I cross the full gamut of emotions when I read what I have poured out onto the pages that hold my life's greatest sorrows, joys, and inventions. These have become an ever evolving map. This map of my life reminds me of all that was, is and is filled with the hope of all that is to come as long as I continue to believe and hold fast to the one who made me. For He is the one responsible for this trans-formative metamorphosis, and it is His signature that is tattooed within every fiber of my being.

I am living proof that anything is possible! I have lived a life so utterly despicable and in such depths of darkness for most of my life where there was no light. The only times where even glimpses of possibility flickered were usually in the altered states of emotion induced by drugs or alcohol, and sometimes both. Once the buzz or euphoria faded, so did the hope that appeared like a hologram in the brief thawing of my frozen heart.

This past 5 years has been a whirlwind that has ripped everything I thought I was apart and has stripped away everything that made it nearly impossible for me to find an opening to begin my journey into the center of myself.
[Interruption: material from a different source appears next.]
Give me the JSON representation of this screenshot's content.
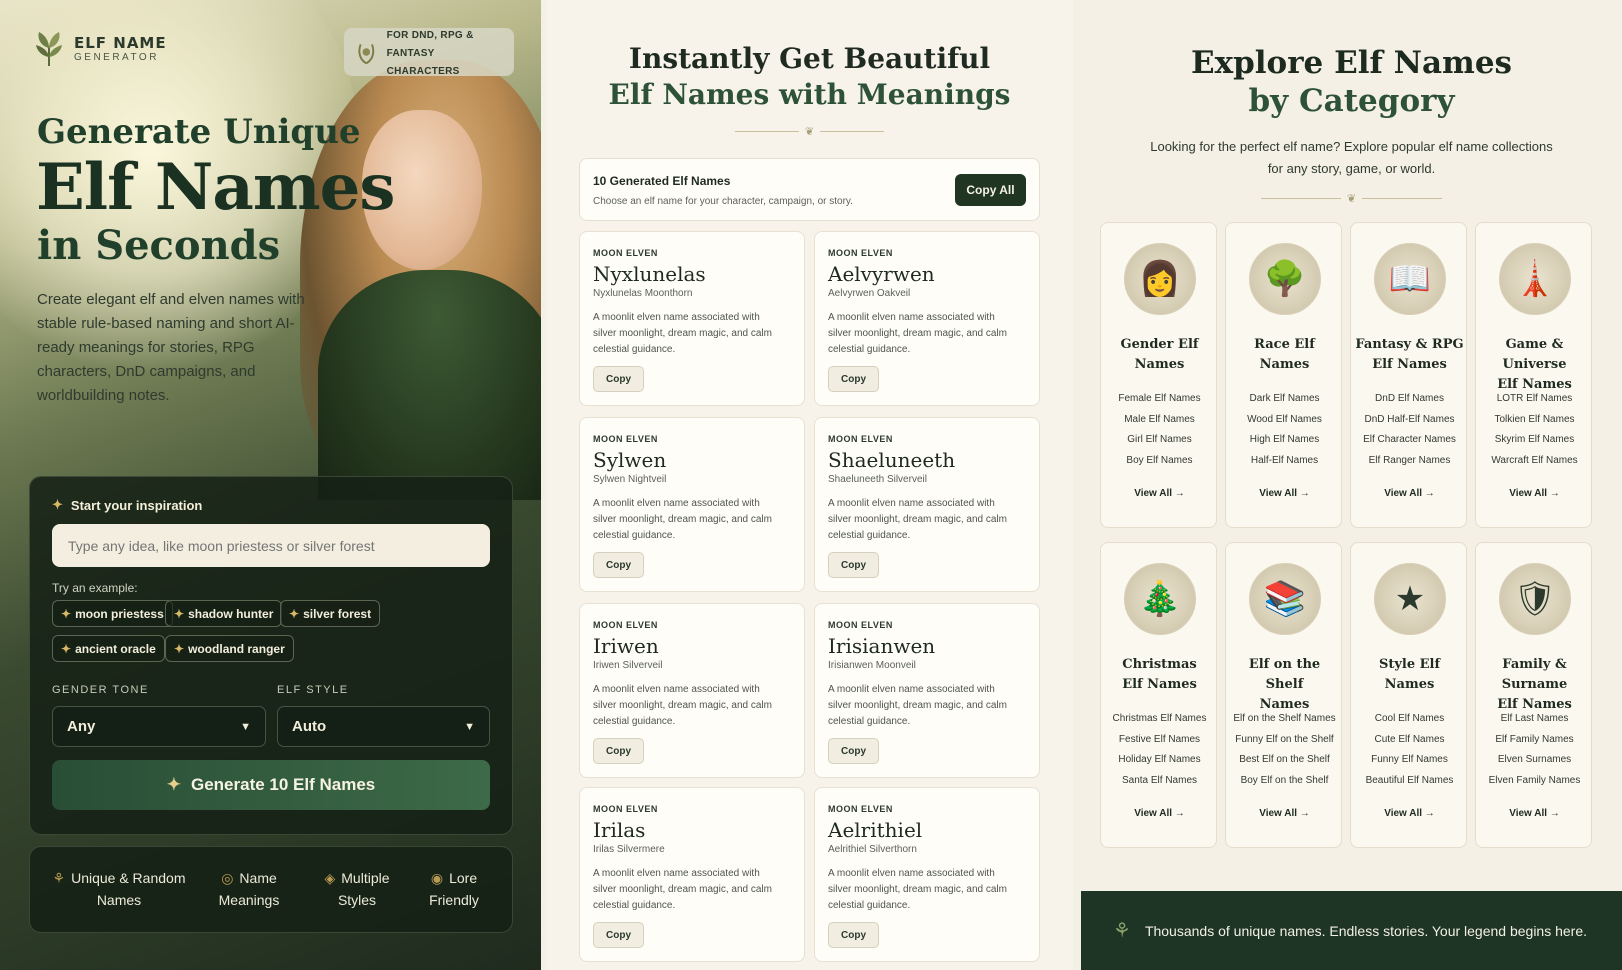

I'm pretty sure that this is the real journey to the center of the earth! I have written about my days within each season and what it has held for me. It has been terrifying, dangerous, breathtaking, and unfamiliar, but I have been able to capture the true essence of all that I am certain I would never have been able to remember. I have been able to capture the crazy (R)evolution of my life, my process, the crossing of insanity and the journey back.

I read the pages I have written and find myself immersed within the story that is my life. There are moments of great pain and I weep, there are moments of great joy for what I have been able to realize, accept, and that also makes me weep. There are stories I have captured that make me giggle so hard that I almost cry and then there are the pages that hold all of the begging, pleading and whining as I was undergoing many emotional deaths...even more amazing are the pages that follow and illuminate the process of resurrection where I have died to the bondage's and demands of my ego and false self, only to be raised up from those ashes into the experience of true freedom from none other than me!
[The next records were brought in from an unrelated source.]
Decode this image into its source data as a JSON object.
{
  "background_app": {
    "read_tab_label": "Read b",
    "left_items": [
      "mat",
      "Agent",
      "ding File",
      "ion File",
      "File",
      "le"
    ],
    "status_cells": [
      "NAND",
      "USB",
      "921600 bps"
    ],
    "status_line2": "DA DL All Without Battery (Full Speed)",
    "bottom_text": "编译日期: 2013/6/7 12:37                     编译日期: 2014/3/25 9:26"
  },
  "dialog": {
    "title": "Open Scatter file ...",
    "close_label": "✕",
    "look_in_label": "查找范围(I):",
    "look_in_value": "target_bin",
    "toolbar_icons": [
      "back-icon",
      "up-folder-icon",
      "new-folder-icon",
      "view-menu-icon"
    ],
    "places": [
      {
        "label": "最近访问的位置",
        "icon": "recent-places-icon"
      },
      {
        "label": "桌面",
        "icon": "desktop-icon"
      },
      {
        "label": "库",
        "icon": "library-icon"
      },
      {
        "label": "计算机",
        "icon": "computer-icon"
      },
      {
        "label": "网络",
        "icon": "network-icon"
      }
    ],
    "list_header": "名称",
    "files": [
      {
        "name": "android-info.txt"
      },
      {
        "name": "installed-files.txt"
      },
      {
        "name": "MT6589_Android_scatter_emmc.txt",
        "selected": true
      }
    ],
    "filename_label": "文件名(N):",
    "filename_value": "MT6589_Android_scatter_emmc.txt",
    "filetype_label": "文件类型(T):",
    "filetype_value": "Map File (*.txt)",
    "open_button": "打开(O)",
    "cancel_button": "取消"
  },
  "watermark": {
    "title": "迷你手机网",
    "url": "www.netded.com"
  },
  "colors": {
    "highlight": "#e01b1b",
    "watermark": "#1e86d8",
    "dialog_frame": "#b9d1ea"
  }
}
Then there are the pages that I had written at earlier times so full of clarity, insight and revolutionary wisdom that was absolutely poured into me from the heart of Heaven. In some of my greatest struggles I would grab one of my journals and randomly open it and to my amazement, what I read clearly gave me exactly what I needed to pull myself out of whatever I was going through that was so difficult! But it reminds me that I am never so far along this journey that I am immune to having to practice all I have learned if I want to continue having success and be able to master me.

I have been my own worst enemy in my life and I find that its in the times when I feel like I am so certain that I “don't do that anymore” that I am prone to some sneaky subconscious process and old way of doing things to slip in nearly undetected. It is especially important for me to maintain order and consistency because otherwise the chaos around me will spin me inside and in the moments of overwhelming busyness all that used to be my “default” tries to kick in. It seems that being busy tends to take me out of being present. Not being present is an unconscious existence, and that can be catastrophic depending on how long it takes me to realize that I am “off” and return to where I left myself.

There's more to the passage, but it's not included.